Une autre façon d'étudier l'état de la peau et en particulier de la couche cornée se fait grâce à la protéomique, technique qui permet d'étudier toutes les protéines présentes sur une peau particulière. Les chercheurs de L'Oréal ont identifié 700 protéines dont 80% non encore décrites dans la couche cornée et 30 % non décrites dans l'épiderme. Ces résultats novateurs ont fait l'objet de nombreux brevets. De plus, ils ont montré qu'il existe des signatures protéiques caractéristiques des peaux jeunes et des peaux âgées.
Une cosmétique basée sur les preuves
Pour Jacques Leclaire, Directeur des laboratoires des Sciences du Vivant de L'Oréal, « la transcriptomique et la protéomique associent de véritables codes-barres à l'état de la peau, qu'elle soit jeune ou âgée. Ce diagnostic de surface permettra d'adapter l'approche cosmétique à l'effet choisi ».

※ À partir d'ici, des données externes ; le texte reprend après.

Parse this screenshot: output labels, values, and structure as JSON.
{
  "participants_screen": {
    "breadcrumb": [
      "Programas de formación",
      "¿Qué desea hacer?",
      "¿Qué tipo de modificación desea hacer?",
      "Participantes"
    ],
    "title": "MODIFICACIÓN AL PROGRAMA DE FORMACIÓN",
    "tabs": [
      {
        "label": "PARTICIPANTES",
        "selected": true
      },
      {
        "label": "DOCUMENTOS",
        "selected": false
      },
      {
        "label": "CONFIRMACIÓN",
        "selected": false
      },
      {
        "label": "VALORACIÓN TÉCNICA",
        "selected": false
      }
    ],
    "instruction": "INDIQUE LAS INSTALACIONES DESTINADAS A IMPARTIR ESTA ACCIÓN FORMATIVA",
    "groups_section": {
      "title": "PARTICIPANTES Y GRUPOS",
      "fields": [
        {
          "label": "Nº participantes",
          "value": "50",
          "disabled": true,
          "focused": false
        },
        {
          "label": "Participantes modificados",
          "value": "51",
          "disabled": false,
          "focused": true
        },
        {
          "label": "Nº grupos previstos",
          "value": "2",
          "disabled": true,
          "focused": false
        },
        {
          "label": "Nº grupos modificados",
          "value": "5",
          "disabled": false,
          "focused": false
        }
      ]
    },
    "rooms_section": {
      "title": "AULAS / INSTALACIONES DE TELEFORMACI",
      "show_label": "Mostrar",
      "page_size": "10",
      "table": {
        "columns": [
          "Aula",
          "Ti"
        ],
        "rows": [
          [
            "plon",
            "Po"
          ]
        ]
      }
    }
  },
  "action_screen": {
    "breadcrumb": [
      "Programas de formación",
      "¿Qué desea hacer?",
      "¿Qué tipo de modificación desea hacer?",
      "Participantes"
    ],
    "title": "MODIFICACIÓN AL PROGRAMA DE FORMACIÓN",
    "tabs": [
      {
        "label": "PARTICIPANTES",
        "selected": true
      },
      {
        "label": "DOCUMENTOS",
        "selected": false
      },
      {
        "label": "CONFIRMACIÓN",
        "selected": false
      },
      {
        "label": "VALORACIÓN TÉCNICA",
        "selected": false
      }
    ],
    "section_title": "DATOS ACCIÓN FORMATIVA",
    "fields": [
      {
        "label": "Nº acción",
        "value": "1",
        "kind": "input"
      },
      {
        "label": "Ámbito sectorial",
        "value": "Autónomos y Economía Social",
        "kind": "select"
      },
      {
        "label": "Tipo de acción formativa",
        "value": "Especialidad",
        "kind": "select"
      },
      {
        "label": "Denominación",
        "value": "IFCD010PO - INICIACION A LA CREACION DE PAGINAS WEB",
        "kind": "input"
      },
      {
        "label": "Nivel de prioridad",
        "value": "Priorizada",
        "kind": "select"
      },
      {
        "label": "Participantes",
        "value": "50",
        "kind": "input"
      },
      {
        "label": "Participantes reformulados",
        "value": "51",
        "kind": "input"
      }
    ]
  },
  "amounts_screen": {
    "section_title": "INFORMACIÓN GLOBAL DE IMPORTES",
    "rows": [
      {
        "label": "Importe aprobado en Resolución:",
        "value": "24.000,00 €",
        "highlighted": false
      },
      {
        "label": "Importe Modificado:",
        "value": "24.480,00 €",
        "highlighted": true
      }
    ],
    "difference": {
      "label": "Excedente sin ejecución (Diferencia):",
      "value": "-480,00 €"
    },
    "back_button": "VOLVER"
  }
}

Dans la mesure où ces techniques « omique » s'intéressent sans a priori et dans leur totalité aux transcripts et aux protéines, toute découverte de nouvelle cible moléculaire est possible. De plus, l'intérêt pour la recherche de nouveaux principes actifs est évident. Place à l'innovation avec des produits qui contiendront des molécules capables de modifier spécifiquement un état défini de la peau ou de s'adapter à des signatures particulières. La cosmétique sur mesure est probablement déjà plus qu'un concept.